Two very basic low-pass filtering operations used in image processing are *dilation* and *erosion*. Both methods base on element-by-element comparison with a reference (structuring) element. A one-bit binary image map makes dilation and erosion easier to implement with simple NAND logic gates.

Here is a simple example of a binary morphological dilation. Let's imagine that we have the following binary image map: $$ Img = \begin{matrix} 1 & 1 & 1 & 1 & 1 & 1 & 1 \\ 1 & 1 & 1 & 1 & 1 & 1 & 1 \\ 1 & 1 & 0 & 1 & 1 & 1 & 1 \\ 1 & 1 & 1 & 1 & 1 & 1 & 1 \\ 1 & 1 & 1 & 1 & 0 & 1 & 1 \\ 1 & 1 & 0 & 0 & 1 & 1 & 1 \\ 1 & 1 & 1 & 1 & 1 & 1 & 1 \end{matrix} $$ In order to perform dilation, as like many digital filters we need to set particular filter coefficients. In the current case we can define a reference element, which defines the surrounding pixels of the pixel of interest. We can for example define: $$ RefEl = \begin{matrix} 1 & \fbox{1} & 1 \end{matrix} $$ The dilation function applies the corresponding reference element to the pixels surrounding the pixel of interest and assigns a value to the pixel of interest depending on the value of the neighbouring elements.

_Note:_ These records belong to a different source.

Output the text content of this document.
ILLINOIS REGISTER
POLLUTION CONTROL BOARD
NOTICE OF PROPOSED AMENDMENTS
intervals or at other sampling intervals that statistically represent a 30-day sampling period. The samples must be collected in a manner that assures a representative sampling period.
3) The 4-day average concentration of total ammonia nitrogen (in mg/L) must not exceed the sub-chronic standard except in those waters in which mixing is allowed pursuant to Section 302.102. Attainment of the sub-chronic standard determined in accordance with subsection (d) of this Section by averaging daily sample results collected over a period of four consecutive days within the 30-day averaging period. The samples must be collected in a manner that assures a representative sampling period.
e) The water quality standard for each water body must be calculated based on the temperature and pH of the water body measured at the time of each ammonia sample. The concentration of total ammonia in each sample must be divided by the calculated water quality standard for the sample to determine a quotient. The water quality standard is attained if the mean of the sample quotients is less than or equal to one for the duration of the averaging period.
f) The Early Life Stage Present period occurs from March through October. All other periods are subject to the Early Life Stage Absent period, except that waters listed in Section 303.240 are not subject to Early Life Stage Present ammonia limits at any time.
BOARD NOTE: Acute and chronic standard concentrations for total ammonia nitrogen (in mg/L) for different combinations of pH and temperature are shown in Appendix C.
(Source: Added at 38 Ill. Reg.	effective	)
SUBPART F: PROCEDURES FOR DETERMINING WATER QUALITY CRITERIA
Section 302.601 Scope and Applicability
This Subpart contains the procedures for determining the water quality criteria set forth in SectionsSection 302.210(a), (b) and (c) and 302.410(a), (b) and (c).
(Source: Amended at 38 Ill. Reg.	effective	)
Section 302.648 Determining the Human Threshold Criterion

In the current case with the example of the binary image, the single 'zeros' would be substituted by 'ones' because the elements defined by the reference element and the neighbouring pixels in the image are ones. Binary dilation appears to be not so computationally expensive as it can be implemented with basic N/AND gates. The filtered image would result in: $$ FiltImg = \begin{matrix} 1 & 1 & 1 & 1 & 1 & 1 & 1 \\ 1 & 1 & 1 & 1 & 1 & 1 & 1 \\ 1 & 1 & \fbox{1} & 1 & 1 & 1 & 1 \\ 1 & 1 & 1 & 1 & 1 & 1 & 1 \\ 1 & 1 & 1 & 1 & \fbox{1} & 1 & 1 \\ 1 & 1 & 0 & 0 & 1 & 1 & 1 \\ 1 & 1 & 1 & 1 & 1 & 1 & 1 \end{matrix} $$

In general the dilation and erosion filtering can be very non-linear depending on the shape and size of the reference element. Here is an example of a dilated image:

It is noticeable that the random single pixel noise in the image would not necessarily fully disappear with dilation.

**Erosion**

An eroded image results by subtracting all pixels covered by the reference element if the latter does not completely fit the binary image. An intuitive example:$$ $$ Img = \begin{matrix} 0 & 0 & 0 & 0 & 0 & 0 & 0 \\ 0 & 1 & 1 & 1 & 1 & 1 & 0 \\ 0 & 1 & 1 & 1 & 1 & 1 & 0 \\ 0 & 0 & 1 & 1 & 1 & 1 & 0 \\ 0 & 0 & 0 & 1 & 1 & 1 & 0 \\ 0 & 1 & 0 & 1 & 1 & 1 & 0 \\ 1 & 0 & 0 & 0 & 0 & 0 & 1 \end{matrix} $$ $$ An erosion with a reference element of: $$ RefEl = \begin{matrix} 1 & 1 & 1 \\ 1 & \fbox{1} & 1 \\ 1 & 1 & 1 \end{matrix} $$ Leads to: $$ FiltImg = \begin{matrix} 0 & 0 & 0 & 0 & 0 & 0 & 0 \\ 0 & 0 & 0 & 0 & 0 & 0 & 0 \\ 0 & 0 & 0 & \fbox{1} & \fbox{1} & 0 & 0 \\ 0 & 0 & 0 & 0 & \fbox{1} & 0 & 0 \\ 0 & 0 & 0 & 0 & \fbox{1} & 0 & 0 \\ 0 & 0 & 0 & 0 & 0 & 0 & 0 \\ 0 & 0 & 0 & 0 & 0 & 0 & 0 \end{matrix} $$ It is noticeable that erosion shrinks the details in an image and also removes any random noise pixels scattered over the image. Here is a visual example:

OpenCV is a library for image processing, it was very suitable for my experiments, trying to gather more understanding about image processing in general. I have attached the code I used for my experiments here.

It would be very interesting to have a look and investigate if simple image filtering algorithms can actually be implemented on an image sensor directly in the analog domain, or even further, why not on a pixel level.